Segundo a Lusa, o ministro das Finanças, Joaquim Miranda Sarmento, anunciou que: “A Comissão entende, e isso também é solicitado em vários países, que agora deve criar uma cláusula de exceção, como fez para as regras sobre gastos com defesa. Apoiamos essa decisão e ativaremos essa cláusula como fizemos para a defesa.”

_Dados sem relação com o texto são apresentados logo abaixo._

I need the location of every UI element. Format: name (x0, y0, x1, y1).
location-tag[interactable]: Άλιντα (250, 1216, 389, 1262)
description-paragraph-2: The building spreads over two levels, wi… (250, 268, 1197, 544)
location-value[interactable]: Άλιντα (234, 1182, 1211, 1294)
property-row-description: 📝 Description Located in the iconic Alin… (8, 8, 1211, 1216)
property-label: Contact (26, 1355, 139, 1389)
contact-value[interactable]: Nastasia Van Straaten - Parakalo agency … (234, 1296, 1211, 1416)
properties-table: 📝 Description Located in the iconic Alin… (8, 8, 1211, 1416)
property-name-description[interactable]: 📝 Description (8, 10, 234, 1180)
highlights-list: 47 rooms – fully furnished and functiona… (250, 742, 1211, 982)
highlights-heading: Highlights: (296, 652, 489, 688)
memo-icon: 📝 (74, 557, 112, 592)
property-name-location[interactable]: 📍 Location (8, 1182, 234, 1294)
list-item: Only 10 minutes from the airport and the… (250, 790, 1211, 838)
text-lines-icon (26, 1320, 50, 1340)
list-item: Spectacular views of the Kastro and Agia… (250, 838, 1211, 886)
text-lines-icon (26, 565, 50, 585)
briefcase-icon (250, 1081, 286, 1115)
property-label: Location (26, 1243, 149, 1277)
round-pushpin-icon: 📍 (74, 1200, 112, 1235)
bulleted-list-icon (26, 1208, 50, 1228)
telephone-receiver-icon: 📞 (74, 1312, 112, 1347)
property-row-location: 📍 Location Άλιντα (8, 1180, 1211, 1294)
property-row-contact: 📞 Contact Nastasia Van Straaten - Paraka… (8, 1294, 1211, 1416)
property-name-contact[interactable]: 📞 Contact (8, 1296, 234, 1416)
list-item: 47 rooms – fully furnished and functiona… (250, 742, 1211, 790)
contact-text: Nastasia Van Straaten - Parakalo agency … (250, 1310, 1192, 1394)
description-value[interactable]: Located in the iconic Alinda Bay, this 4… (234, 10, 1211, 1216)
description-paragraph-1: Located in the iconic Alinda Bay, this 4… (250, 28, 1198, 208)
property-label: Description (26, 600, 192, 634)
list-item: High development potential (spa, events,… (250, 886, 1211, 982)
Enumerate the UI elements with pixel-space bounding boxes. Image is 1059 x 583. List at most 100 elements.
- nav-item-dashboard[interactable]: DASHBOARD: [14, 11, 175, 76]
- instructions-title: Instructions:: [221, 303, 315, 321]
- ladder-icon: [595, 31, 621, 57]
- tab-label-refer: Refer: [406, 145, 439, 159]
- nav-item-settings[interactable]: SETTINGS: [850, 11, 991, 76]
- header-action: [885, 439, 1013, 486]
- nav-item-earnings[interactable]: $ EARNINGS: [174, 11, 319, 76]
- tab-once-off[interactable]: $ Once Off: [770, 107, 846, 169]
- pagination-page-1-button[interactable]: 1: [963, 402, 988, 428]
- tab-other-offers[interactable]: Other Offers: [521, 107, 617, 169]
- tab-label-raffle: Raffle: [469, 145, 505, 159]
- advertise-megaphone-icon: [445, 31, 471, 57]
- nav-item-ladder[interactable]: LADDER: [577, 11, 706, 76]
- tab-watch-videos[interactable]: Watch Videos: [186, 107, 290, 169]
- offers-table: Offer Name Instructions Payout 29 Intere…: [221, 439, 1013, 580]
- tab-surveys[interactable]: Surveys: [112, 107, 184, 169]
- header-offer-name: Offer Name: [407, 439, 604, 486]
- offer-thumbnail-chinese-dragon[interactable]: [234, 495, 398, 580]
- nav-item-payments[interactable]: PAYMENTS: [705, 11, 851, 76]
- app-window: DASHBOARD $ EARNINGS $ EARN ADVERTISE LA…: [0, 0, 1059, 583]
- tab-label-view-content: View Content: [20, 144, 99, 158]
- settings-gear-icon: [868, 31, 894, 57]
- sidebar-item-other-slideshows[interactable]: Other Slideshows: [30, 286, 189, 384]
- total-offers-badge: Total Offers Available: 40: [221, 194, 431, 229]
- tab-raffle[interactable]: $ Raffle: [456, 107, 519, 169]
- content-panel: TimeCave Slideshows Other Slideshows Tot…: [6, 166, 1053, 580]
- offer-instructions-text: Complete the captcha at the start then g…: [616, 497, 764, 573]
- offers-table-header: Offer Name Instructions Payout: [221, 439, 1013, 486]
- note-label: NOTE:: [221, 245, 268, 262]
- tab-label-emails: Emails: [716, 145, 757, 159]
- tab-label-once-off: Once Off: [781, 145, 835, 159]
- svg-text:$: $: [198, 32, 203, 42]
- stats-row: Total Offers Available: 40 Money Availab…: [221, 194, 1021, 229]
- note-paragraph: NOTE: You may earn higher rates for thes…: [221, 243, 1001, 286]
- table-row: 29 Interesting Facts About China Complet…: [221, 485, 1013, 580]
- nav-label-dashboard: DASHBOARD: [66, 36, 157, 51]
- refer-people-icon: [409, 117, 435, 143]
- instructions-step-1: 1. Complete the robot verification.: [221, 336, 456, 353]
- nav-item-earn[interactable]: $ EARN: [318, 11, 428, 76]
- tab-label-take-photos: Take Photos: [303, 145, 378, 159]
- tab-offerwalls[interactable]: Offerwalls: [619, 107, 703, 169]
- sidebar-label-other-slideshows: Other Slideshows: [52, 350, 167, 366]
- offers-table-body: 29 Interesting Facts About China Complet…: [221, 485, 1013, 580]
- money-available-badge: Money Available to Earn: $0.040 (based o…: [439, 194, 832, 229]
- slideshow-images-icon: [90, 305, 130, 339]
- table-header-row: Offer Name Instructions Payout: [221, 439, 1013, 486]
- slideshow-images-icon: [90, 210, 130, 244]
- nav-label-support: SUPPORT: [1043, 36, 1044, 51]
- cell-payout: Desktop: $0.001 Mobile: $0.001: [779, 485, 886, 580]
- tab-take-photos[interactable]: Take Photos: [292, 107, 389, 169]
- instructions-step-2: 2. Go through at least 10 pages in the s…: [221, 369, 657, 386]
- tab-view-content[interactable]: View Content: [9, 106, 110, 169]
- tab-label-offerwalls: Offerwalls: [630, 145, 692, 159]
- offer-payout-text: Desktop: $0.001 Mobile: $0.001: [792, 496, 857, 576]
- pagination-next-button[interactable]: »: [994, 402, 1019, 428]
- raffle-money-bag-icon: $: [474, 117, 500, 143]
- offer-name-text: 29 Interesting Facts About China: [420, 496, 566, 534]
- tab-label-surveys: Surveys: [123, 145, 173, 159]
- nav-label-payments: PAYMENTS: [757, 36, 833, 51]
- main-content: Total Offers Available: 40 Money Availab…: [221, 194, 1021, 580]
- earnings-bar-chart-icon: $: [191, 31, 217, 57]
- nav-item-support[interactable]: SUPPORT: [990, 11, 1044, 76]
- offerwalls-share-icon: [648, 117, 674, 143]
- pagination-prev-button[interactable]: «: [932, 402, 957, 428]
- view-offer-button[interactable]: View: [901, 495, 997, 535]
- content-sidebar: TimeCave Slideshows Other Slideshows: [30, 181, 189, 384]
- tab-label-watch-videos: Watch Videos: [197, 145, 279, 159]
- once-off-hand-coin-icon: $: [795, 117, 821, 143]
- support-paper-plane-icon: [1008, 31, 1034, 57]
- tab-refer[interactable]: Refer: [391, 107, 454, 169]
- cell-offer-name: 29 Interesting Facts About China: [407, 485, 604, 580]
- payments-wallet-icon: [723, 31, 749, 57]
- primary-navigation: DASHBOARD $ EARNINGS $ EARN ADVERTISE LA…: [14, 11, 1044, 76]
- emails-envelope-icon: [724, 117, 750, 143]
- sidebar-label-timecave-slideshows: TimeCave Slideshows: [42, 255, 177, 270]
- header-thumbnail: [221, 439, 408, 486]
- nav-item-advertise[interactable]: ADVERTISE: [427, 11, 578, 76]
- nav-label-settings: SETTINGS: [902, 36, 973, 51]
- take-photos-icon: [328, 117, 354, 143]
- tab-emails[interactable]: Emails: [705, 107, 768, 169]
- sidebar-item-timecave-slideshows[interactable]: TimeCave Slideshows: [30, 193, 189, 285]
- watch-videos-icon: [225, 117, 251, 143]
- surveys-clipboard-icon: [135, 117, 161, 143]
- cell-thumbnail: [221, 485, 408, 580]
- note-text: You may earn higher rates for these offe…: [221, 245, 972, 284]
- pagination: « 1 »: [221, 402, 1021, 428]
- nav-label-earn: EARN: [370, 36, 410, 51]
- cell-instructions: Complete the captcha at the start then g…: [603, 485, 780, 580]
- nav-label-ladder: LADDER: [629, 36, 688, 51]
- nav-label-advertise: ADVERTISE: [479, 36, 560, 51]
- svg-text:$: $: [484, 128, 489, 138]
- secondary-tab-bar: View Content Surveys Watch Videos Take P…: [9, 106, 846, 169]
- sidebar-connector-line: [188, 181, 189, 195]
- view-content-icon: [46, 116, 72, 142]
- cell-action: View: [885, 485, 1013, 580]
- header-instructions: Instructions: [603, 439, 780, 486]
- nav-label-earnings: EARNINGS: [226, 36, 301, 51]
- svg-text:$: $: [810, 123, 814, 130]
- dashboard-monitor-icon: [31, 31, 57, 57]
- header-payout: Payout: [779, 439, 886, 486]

Durante a reunião do Eurogrupo em Luxemburgo na quinta-feira, 11 de junho, Joaquim Miranda Sarmento disse aos jornalistas que, de acordo com dados do Fundo Monetário Internacional (FMI) e da Comissão Europeia, Portugal é o quinto país da União Europeia que fornece mais ajuda como proporção de seu PIB.

O Ministro das Finanças argumentou que a crise atual é diferente da crise energética anterior em 2022 e que o aumento da taxa de juros em 2022, anunciado pelo Banco Central Europeu após a inflação causada pela guerra no Oriente Médio, era injustificado: “Mantenho minha opinião de que [o BCE] poderia ter optado por não dar esse sinal e era absolutamente desnecessário”.

“O Banco Central Europeu, de qualquer forma, decidiu aumentar as taxas de juros, mas estamos em uma situação muito diferente, tanto do ponto de vista da inflação quanto do ponto de vista das taxas de juros do Banco Central”, cita a ministra à Lusa.